O que seria tolerável?
Quando você tem uma controvérsia hermenêutica sobre algum tema. Por exemplo, sobre a pressuposta exigibilidade de licitação. Por que isso significaria necessariamente improbidade só porque o gestor tomou uma decisão de forma discrepante do posicionamento do Ministério Público? É caso a caso que se tem de decidir. Vamos falar de qual situação? Decisão sobre o cabimento ou não de licitação? Ou sobre valores de uma desapropriação? Quais são os pressupostos para a tomada daquela decisão? Casos de corrupção, que envolvem pagamento de propina, obviamente não envolvem essa discussão.

Um prefeito que teve as contas rejeitadas não deve automaticamente ser enquadrado por improbidade?
Não pode ser automaticamente. Até porque a análise de conta primeiro passa por discussão quase política: os tribunais de contas e o próprio órgão Legislativo, que tem competência para rejeitar ou aprovar as contas. Obviamente precisa de análise técnica sobre essas causas. Onde é que houve o erro? Houve desvio de recursos ou não? Ou foi ineficiência? A tomada de decisão foi precedida de quais cautelas? Cada vez mais o administrador público adota cautelas. Ele ouviu o procurador? Tem pareceres técnicos? Não tem? Na verdade, olha-se muito a processualidade da tomada de decisão. Tem de ser analisado caso a caso. Não vejo nenhum tipo de relação automática entre decisão dos tribunais de contas e o enquadramento na lei de improbidade ou mesmo nas leis criminais.

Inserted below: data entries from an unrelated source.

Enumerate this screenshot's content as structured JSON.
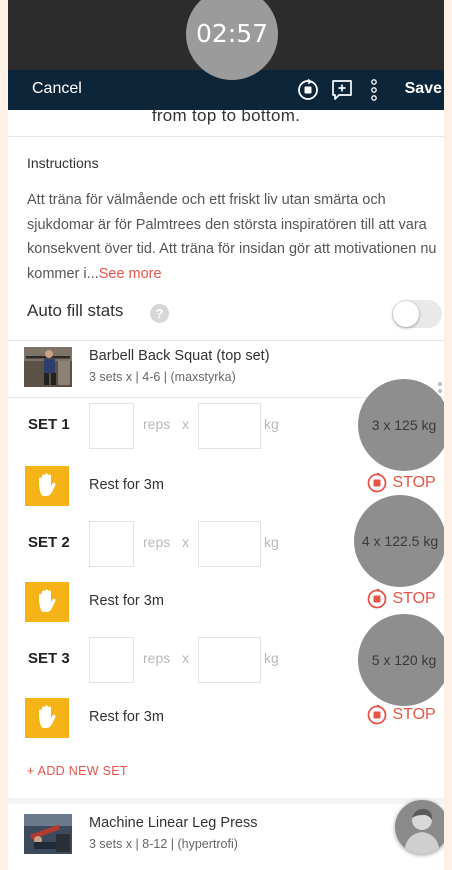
{
  "status_bar": {
    "timer": "02:57"
  },
  "toolbar": {
    "cancel_label": "Cancel",
    "save_label": "Save"
  },
  "description_tail": "from top to bottom.",
  "instructions": {
    "title": "Instructions",
    "body": "Att träna för välmående och ett friskt liv utan smärta och sjukdomar är för Palmtrees den största inspiratören till att vara konsekvent över tid. Att träna för insidan gör att motivationen nu kommer i...",
    "see_more": "See more"
  },
  "auto_fill": {
    "label": "Auto fill stats",
    "help": "?",
    "enabled": false
  },
  "exercises": [
    {
      "name": "Barbell Back Squat (top set)",
      "meta": "3 sets x | 4-6 | (maxstyrka)",
      "sets": [
        {
          "label": "SET 1",
          "reps_unit": "reps",
          "times": "x",
          "weight_unit": "kg",
          "previous": "3 x 125 kg"
        },
        {
          "label": "SET 2",
          "reps_unit": "reps",
          "times": "x",
          "weight_unit": "kg",
          "previous": "4 x 122.5 kg"
        },
        {
          "label": "SET 3",
          "reps_unit": "reps",
          "times": "x",
          "weight_unit": "kg",
          "previous": "5 x 120 kg"
        }
      ],
      "rest_label": "Rest for 3m",
      "stop_label": "STOP",
      "add_set_label": "+ ADD NEW SET"
    },
    {
      "name": "Machine Linear Leg Press",
      "meta": "3 sets x | 8-12 | (hypertrofi)"
    }
  ],
  "colors": {
    "accent": "#e8534a",
    "toolbar": "#0d2538",
    "rest_icon_bg": "#f5b317",
    "status_bar": "#2c2c2c"
  },
  "icons": [
    "stop-timer-icon",
    "add-comment-icon",
    "more-vertical-icon",
    "help-icon",
    "hand-icon",
    "stop-circle-icon"
  ]
}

Que visão o sr. possui da defesa dos pedidos de impedimento da presidente que tem sido feitos pela população?
Em primeiro lugar, é fundamental estabelecer que o pressuposto central de qualquer processo de impeachment – e é um elemento de juridicidade do processo, que pode ser passível de controle pelo próprio Supremo Tribunal Federal – é o fato de o ilícito de responsabilidade ter sido cometido no curso do mandato. Nada daquilo que está para trás contamina.

Nem eventual problema com contas de campanha?
Nem mesmo isso contamina. É lição elementar que, me parece, tem sido esquecida neste debate. O mandato da presidente Dilma começou há 100 dias. Então, do ponto de vista do impeachment, de responsabilidade, cabe verificar o que foi feito em 100 dias e não para trás. Esse processo é extremamente resguardado. Tem espaço político muito amplo para a discussão, mas esse elemento de juridicidade é passível de controle pelo Supremo Tribunal Federal.

Há elementos para um pedido de impeachment?
Se há, não se tem conhecimento. O que está se falando é pegar lá atrás, quando a pessoa exercia a função ‘X’, ‘Y’ ou ‘Z’, ou mesmo o mandato anterior… Isso é inviável, não é possível. Em termos de processo de impeachment, não existe essa continuidade de ilícitos. Se houvesse essa perspectiva retroativa, aí seria realmente uma espécie de golpe institucional e provavelmente seria barrado no Judiciário.

Dessa forma, o senhor considera o impeachment um golpe?
Considero. Se der essa formatação, de pegar os ilícitos anteriores ao presente mandato, entendo que isso discorda do contorno jurídico do impeachment. Ou seja, é inconstitucional. O Supremo barraria. Não tem cabimento. Não tenho a menor dúvida. O impeachment, como todo processo de responsabilização, tem elemento político muito forte, mas não pode ser arbitrário. Do contrário, pode se transformar em espécie de golpe. Golpe revestido de institucionalidade.